Metwally et al., Efficient Computation of Frequent and Top-k Elements in Data Streams (2005). There were some other relevant papers I read for my work at Yahoo that I can't find now; but this looks like a good start.
Edit: Ah, see this Brian Hayes article. It sketches an exact algorithm due to Demaine et al., with references. It does it in one pass with very little memory, yielding a set of items including the frequent ones you're looking for, if they exist. Getting the exact counts takes a (now-tractable) second pass.
this will depend on the distribution of the codes. if there are a small enough number of distinct codes you can build a http://en.wikipedia.org/wiki/Frequency_distribution in core with a map. otherwise you probably will have to build a http://en.wikipedia.org/wiki/Histogram and then make multiple passes over the data examining frequencies of codes in each bucket.
Sort chunks of the file in memory, as if you were performing and external sort. Rather than writing out all of the sorted codes in each chunk, however, you can just write each distinct code and the number of occurrences in that chunk. Finally, merge these summary records to find the number of occurrences of each code.
This process scales to any size data, and it only makes one pass over the input data.
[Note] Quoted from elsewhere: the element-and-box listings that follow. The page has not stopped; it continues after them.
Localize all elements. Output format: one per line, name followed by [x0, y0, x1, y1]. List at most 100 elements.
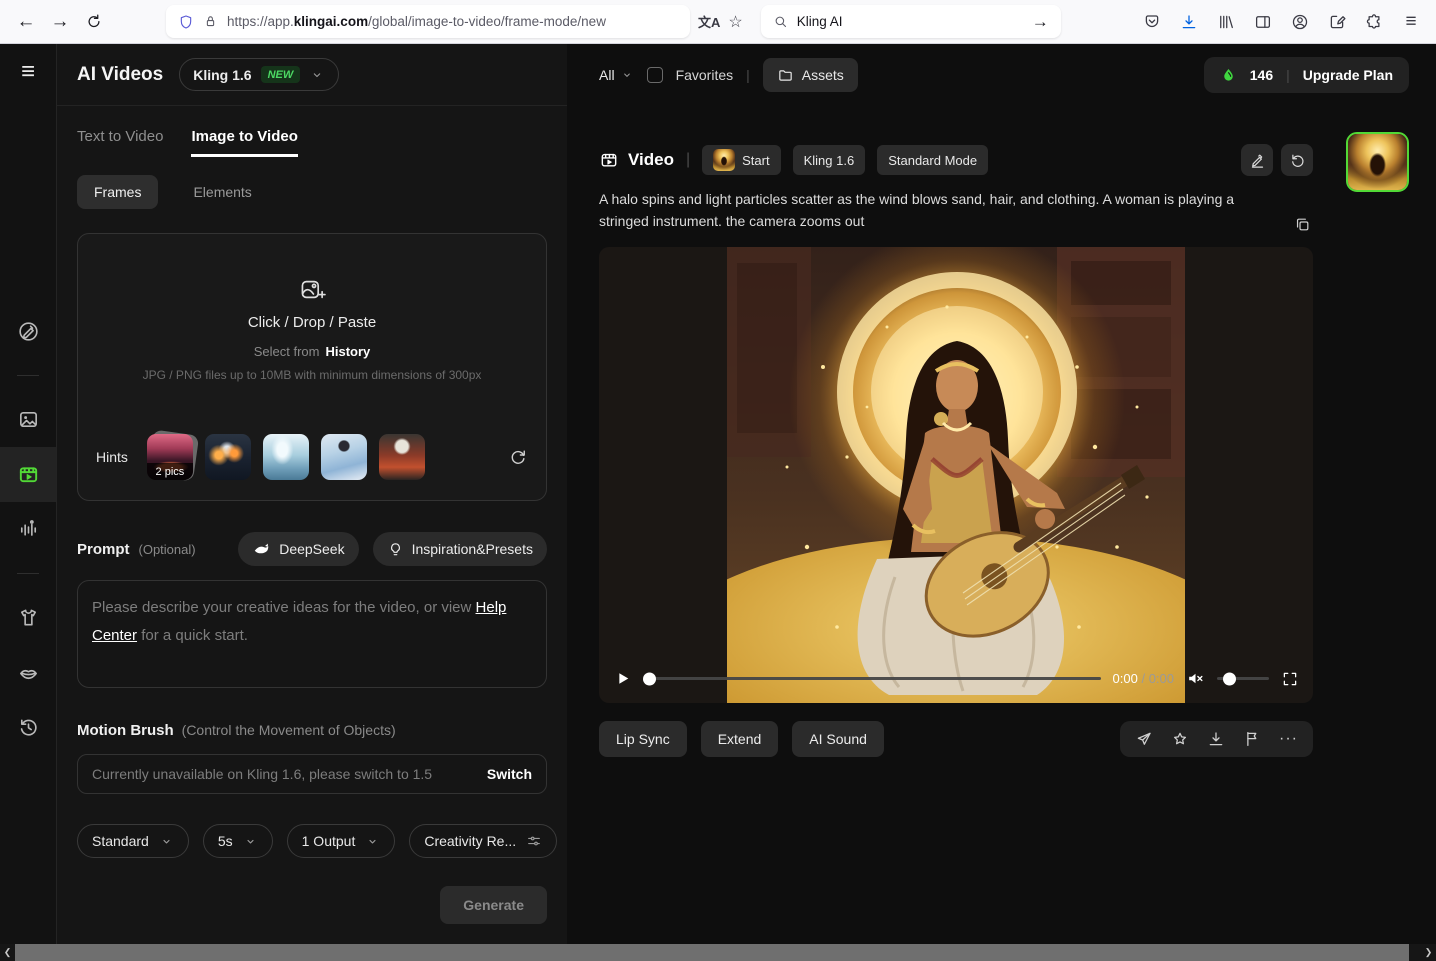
report-flag-icon[interactable]: [1243, 730, 1261, 748]
more-options-icon[interactable]: ···: [1279, 730, 1298, 748]
hamburger-menu-icon[interactable]: ≡: [21, 60, 35, 84]
search-value: Kling AI: [796, 14, 843, 29]
extensions-icon[interactable]: [1359, 7, 1389, 37]
switch-version-button[interactable]: Switch: [487, 766, 532, 782]
account-icon[interactable]: [1285, 7, 1315, 37]
hint-thumbnail[interactable]: [262, 434, 309, 480]
hint-thumbnail[interactable]: [204, 434, 251, 480]
upgrade-plan-button[interactable]: Upgrade Plan: [1303, 67, 1393, 83]
video-frame-art: [727, 246, 1185, 703]
seek-bar[interactable]: [643, 672, 1101, 686]
chevron-down-icon: [309, 67, 325, 83]
tab-image-to-video[interactable]: Image to Video: [191, 128, 298, 157]
download-icon[interactable]: [1207, 730, 1225, 748]
scrollbar-thumb[interactable]: [15, 944, 1409, 961]
model-tag: Kling 1.6: [792, 145, 866, 175]
horizontal-scrollbar[interactable]: ❮ ❯: [0, 944, 1436, 961]
search-go-icon[interactable]: →: [1032, 12, 1049, 32]
back-button[interactable]: ←: [10, 6, 42, 38]
quality-select[interactable]: Standard: [77, 824, 189, 858]
scroll-left-icon[interactable]: ❮: [0, 944, 15, 961]
url-bar[interactable]: https://app.klingai.com/global/image-to-…: [166, 5, 690, 38]
edit-prompt-button[interactable]: [1241, 144, 1273, 176]
browser-toolbar: ← → https://app.klingai.com/global/image…: [0, 0, 1436, 44]
rail-item-history[interactable]: [0, 700, 56, 755]
lock-icon: [203, 14, 218, 29]
output-count-select[interactable]: 1 Output: [286, 824, 396, 858]
upload-title: Click / Drop / Paste: [247, 314, 377, 331]
rail-item-try-on[interactable]: [0, 590, 56, 645]
prompt-optional-label: (Optional): [138, 541, 196, 557]
search-bar[interactable]: Kling AI →: [760, 5, 1061, 38]
pocket-icon[interactable]: [1137, 7, 1167, 37]
fullscreen-icon[interactable]: [1281, 670, 1299, 688]
start-frame-thumbnail: [713, 149, 736, 171]
forward-button[interactable]: →: [44, 6, 76, 38]
image-upload-dropzone[interactable]: Click / Drop / Paste Select from History …: [77, 233, 547, 501]
hints-label: Hints: [96, 449, 128, 465]
refresh-hints-icon[interactable]: [508, 447, 528, 467]
favorite-star-icon[interactable]: [1171, 730, 1189, 748]
extend-button[interactable]: Extend: [700, 720, 779, 757]
share-icon[interactable]: [1135, 730, 1153, 748]
reload-button[interactable]: [78, 6, 110, 38]
time-display: 0:00 / 0:00: [1112, 671, 1175, 687]
creativity-select[interactable]: Creativity Re...: [409, 824, 558, 858]
play-icon[interactable]: [613, 669, 632, 688]
left-panel: AI Videos Kling 1.6 NEW Text to Video Im…: [57, 44, 567, 944]
sliders-icon: [526, 833, 542, 849]
energy-drop-icon: [1220, 67, 1237, 84]
rail-item-lip-sync[interactable]: [0, 645, 56, 700]
deepseek-button[interactable]: DeepSeek: [238, 532, 359, 566]
results-area: All Favorites | Assets 146 | Upgrade Pla…: [567, 44, 1436, 944]
favorites-label[interactable]: Favorites: [676, 67, 734, 83]
translate-icon[interactable]: 文A: [698, 12, 720, 31]
library-icon[interactable]: [1211, 7, 1241, 37]
copy-icon[interactable]: [1294, 216, 1311, 233]
filter-all-dropdown[interactable]: All: [599, 67, 634, 83]
rail-item-creative-tools[interactable]: [0, 304, 56, 359]
credits-pill[interactable]: 146 | Upgrade Plan: [1203, 57, 1409, 93]
mute-icon[interactable]: [1186, 669, 1205, 688]
rail-item-ai-images[interactable]: [0, 392, 56, 447]
regenerate-button[interactable]: [1281, 144, 1313, 176]
chevron-down-icon: [159, 834, 174, 849]
hint-thumbnail[interactable]: 2 pics: [146, 434, 193, 480]
favorites-checkbox[interactable]: [646, 67, 663, 83]
ai-sound-button[interactable]: AI Sound: [792, 720, 884, 757]
mode-tag: Standard Mode: [877, 145, 989, 175]
hint-thumbnail[interactable]: [378, 434, 425, 480]
history-link[interactable]: History: [325, 344, 370, 359]
rail-item-ai-audio[interactable]: [0, 502, 56, 557]
divider: |: [1286, 67, 1290, 83]
mode-elements[interactable]: Elements: [176, 175, 268, 209]
inspiration-presets-button[interactable]: Inspiration&Presets: [372, 532, 547, 566]
whale-icon: [252, 540, 271, 559]
bookmark-star-icon[interactable]: ☆: [728, 12, 742, 32]
tab-text-to-video[interactable]: Text to Video: [77, 128, 163, 157]
upload-requirements: JPG / PNG files up to 10MB with minimum …: [142, 368, 482, 382]
sidebar-toggle-icon[interactable]: [1248, 7, 1278, 37]
source-image-thumbnail[interactable]: [1346, 132, 1409, 192]
duration-select[interactable]: 5s: [202, 824, 273, 858]
video-player[interactable]: 0:00 / 0:00: [599, 246, 1313, 703]
model-selector[interactable]: Kling 1.6 NEW: [179, 58, 340, 91]
volume-handle[interactable]: [1223, 672, 1236, 686]
chevron-down-icon: [620, 68, 634, 82]
rail-item-ai-videos[interactable]: [0, 447, 56, 502]
generate-button[interactable]: Generate: [440, 886, 547, 924]
volume-bar[interactable]: [1217, 672, 1269, 686]
folder-icon: [777, 67, 794, 84]
assets-button[interactable]: Assets: [762, 58, 858, 92]
browser-menu-icon[interactable]: ≡: [1396, 7, 1426, 37]
prompt-textarea[interactable]: Please describe your creative ideas for …: [77, 580, 547, 688]
edit-page-icon[interactable]: [1322, 7, 1352, 37]
hint-thumbnail[interactable]: [320, 434, 367, 480]
scroll-right-icon[interactable]: ❯: [1421, 944, 1436, 961]
seek-handle[interactable]: [643, 672, 656, 686]
downloads-icon[interactable]: [1174, 7, 1204, 37]
mode-frames[interactable]: Frames: [77, 175, 159, 209]
nav-rail: ≡: [0, 44, 57, 944]
lip-sync-button[interactable]: Lip Sync: [599, 720, 687, 757]
tracking-protection-icon[interactable]: [178, 14, 194, 30]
Multiple merge passes may be required, depending on how many summary files you want to open at once.
Sorting the file allows you to count the number of occurrences of each code using a fixed amount of memory, regardless of the input size.
You also know the total number of codes (either by dividing the input size by a fixed code size, or by counting the number of variable length codes during the sorting pass in a more general problem).
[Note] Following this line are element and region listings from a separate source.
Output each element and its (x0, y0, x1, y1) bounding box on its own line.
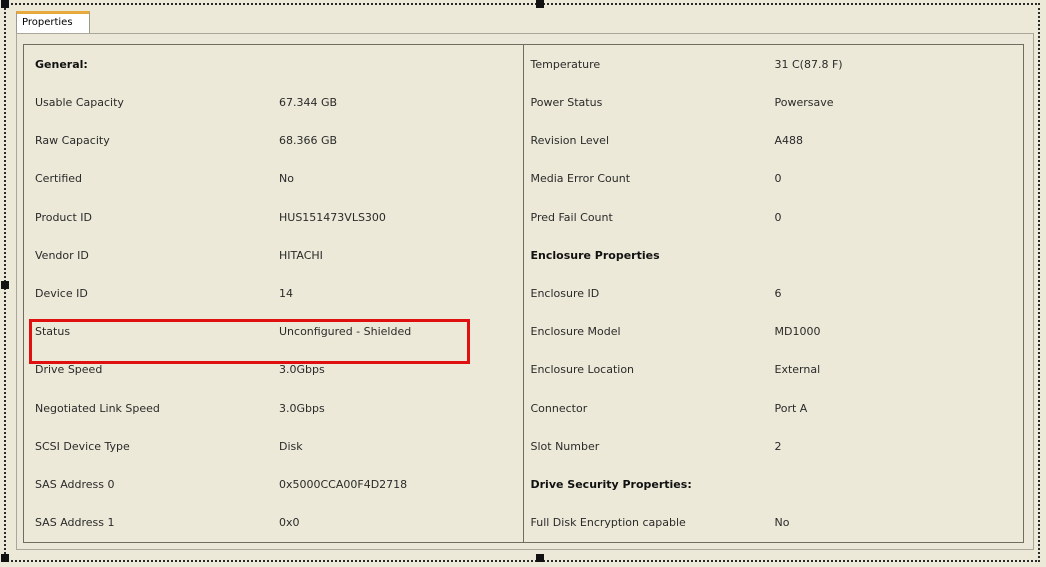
property-row-enclosure-id: Enclosure ID 6 (524, 274, 1024, 312)
property-value: 3.0Gbps (279, 363, 325, 377)
property-label: Usable Capacity (35, 95, 124, 109)
tab-properties[interactable]: Properties (16, 11, 90, 33)
property-label: Power Status (530, 95, 603, 109)
property-label: Drive Speed (35, 363, 103, 377)
resize-handle-bottom-center[interactable] (536, 554, 544, 562)
property-row-media-error-count: Media Error Count 0 (524, 160, 1024, 198)
property-value: 0x5000CCA00F4D2718 (279, 478, 408, 492)
property-value: HUS151473VLS300 (279, 210, 386, 224)
property-value: 6 (774, 287, 782, 301)
property-value: Port A (774, 401, 808, 415)
property-label: Raw Capacity (35, 134, 110, 148)
property-label: Pred Fail Count (530, 210, 613, 224)
property-row-device-id: Device ID 14 (24, 274, 523, 312)
properties-column-left: General: Usable Capacity 67.344 GB Raw Ca… (24, 45, 524, 542)
property-label: Product ID (35, 210, 92, 224)
property-value: 31 C(87.8 F) (774, 57, 843, 71)
property-label: Revision Level (530, 134, 610, 148)
property-label: Certified (35, 172, 83, 186)
property-row-sas-address-0: SAS Address 0 0x5000CCA00F4D2718 (24, 466, 523, 504)
property-row-usable-capacity: Usable Capacity 67.344 GB (24, 83, 523, 121)
property-value: No (279, 172, 294, 186)
property-row-status: Status Unconfigured - Shielded (24, 313, 523, 351)
property-row-sas-address-1: SAS Address 1 0x0 (24, 504, 523, 542)
property-row-certified: Certified No (24, 160, 523, 198)
property-value: A488 (774, 134, 804, 148)
property-row-scsi-device-type: SCSI Device Type Disk (24, 427, 523, 465)
property-label: Vendor ID (35, 248, 89, 262)
property-label: Media Error Count (530, 172, 631, 186)
resize-handle-top-left[interactable] (1, 0, 9, 8)
property-label: Enclosure Properties (530, 248, 660, 262)
property-row-revision-level: Revision Level A488 (524, 121, 1024, 159)
property-row-power-status: Power Status Powersave (524, 83, 1024, 121)
properties-grid: General: Usable Capacity 67.344 GB Raw Ca… (23, 44, 1024, 543)
property-label: Enclosure ID (530, 287, 600, 301)
property-value: No (774, 516, 790, 530)
property-row-temperature: Temperature 31 C(87.8 F) (524, 45, 1024, 83)
property-value: Powersave (774, 95, 834, 109)
property-value: 0 (774, 210, 782, 224)
property-value: 3.0Gbps (279, 401, 325, 415)
property-value: 14 (279, 287, 293, 301)
property-value: Unconfigured - Shielded (279, 325, 412, 339)
property-value: 67.344 GB (279, 95, 338, 109)
property-row-full-disk-encryption: Full Disk Encryption capable No (524, 504, 1024, 542)
property-row-enclosure-location: Enclosure Location External (524, 351, 1024, 389)
property-label: Device ID (35, 287, 88, 301)
property-label: Enclosure Model (530, 325, 621, 339)
property-label: General: (35, 57, 88, 71)
property-row-slot-number: Slot Number 2 (524, 427, 1024, 465)
property-value: 68.366 GB (279, 134, 338, 148)
property-value: 0x0 (279, 516, 300, 530)
property-label: Temperature (530, 57, 601, 71)
resize-handle-bottom-left[interactable] (1, 554, 9, 562)
property-value: 0 (774, 172, 782, 186)
property-row-enclosure-heading: Enclosure Properties (524, 236, 1024, 274)
property-value: 2 (774, 439, 782, 453)
property-row-connector: Connector Port A (524, 389, 1024, 427)
property-label: Slot Number (530, 439, 600, 453)
resize-handle-top-center[interactable] (536, 0, 544, 8)
property-value: Disk (279, 439, 303, 453)
property-row-enclosure-model: Enclosure Model MD1000 (524, 313, 1024, 351)
property-value: External (774, 363, 821, 377)
property-row-vendor-id: Vendor ID HITACHI (24, 236, 523, 274)
resize-handle-middle-left[interactable] (1, 281, 9, 289)
property-label: Enclosure Location (530, 363, 635, 377)
property-value: HITACHI (279, 248, 323, 262)
properties-column-right: Temperature 31 C(87.8 F) Power Status Powe… (524, 45, 1024, 542)
property-label: Drive Security Properties: (530, 478, 692, 492)
property-row-drive-speed: Drive Speed 3.0Gbps (24, 351, 523, 389)
property-label: SAS Address 0 (35, 478, 115, 492)
property-label: Full Disk Encryption capable (530, 516, 686, 530)
property-row-raw-capacity: Raw Capacity 68.366 GB (24, 121, 523, 159)
property-row-drive-security-heading: Drive Security Properties: (524, 466, 1024, 504)
property-label: SAS Address 1 (35, 516, 115, 530)
property-row-negotiated-link-speed: Negotiated Link Speed 3.0Gbps (24, 389, 523, 427)
property-row-general-heading: General: (24, 45, 523, 83)
property-value: MD1000 (774, 325, 821, 339)
property-row-product-id: Product ID HUS151473VLS300 (24, 198, 523, 236)
property-label: Connector (530, 401, 588, 415)
property-label: SCSI Device Type (35, 439, 130, 453)
property-row-pred-fail-count: Pred Fail Count 0 (524, 198, 1024, 236)
property-label: Status (35, 325, 71, 339)
property-label: Negotiated Link Speed (35, 401, 160, 415)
So, you know the proportion of the input associated with each code.
This is basically the pipeline sort * | uniq -c
If every code appears just once, that's no problem; you just need to be able to count them.
That depends on how many different codes exist, and how much memory you have available.
My first idea would be to build a hash table of counters, with the codes as keys. Loop through the entire file, increasing the counter of the respective code, and counting the overall number. Finally, filter all keys with counters that exceed (* overall-counter 1/200).
If the files consist solely of 16-byte codes, and you know how large each file is, you can calculate the number of codes in each file. Then you can find the 0.5% threshold and follow any of the other suggestions to count the occurrences of each code, recording each one whose frequency crosses the threshold.
Do the contents of each file represent a single data set, or is there an arbitrary cutoff between files? In the latter case, and assuming a fairly constant distribution of codes over time, you can make your life simpler by splitting each file into smaller, more manageable chunks. As a bonus, you'll get preliminary results faster and can pipeline then into the next process earlier.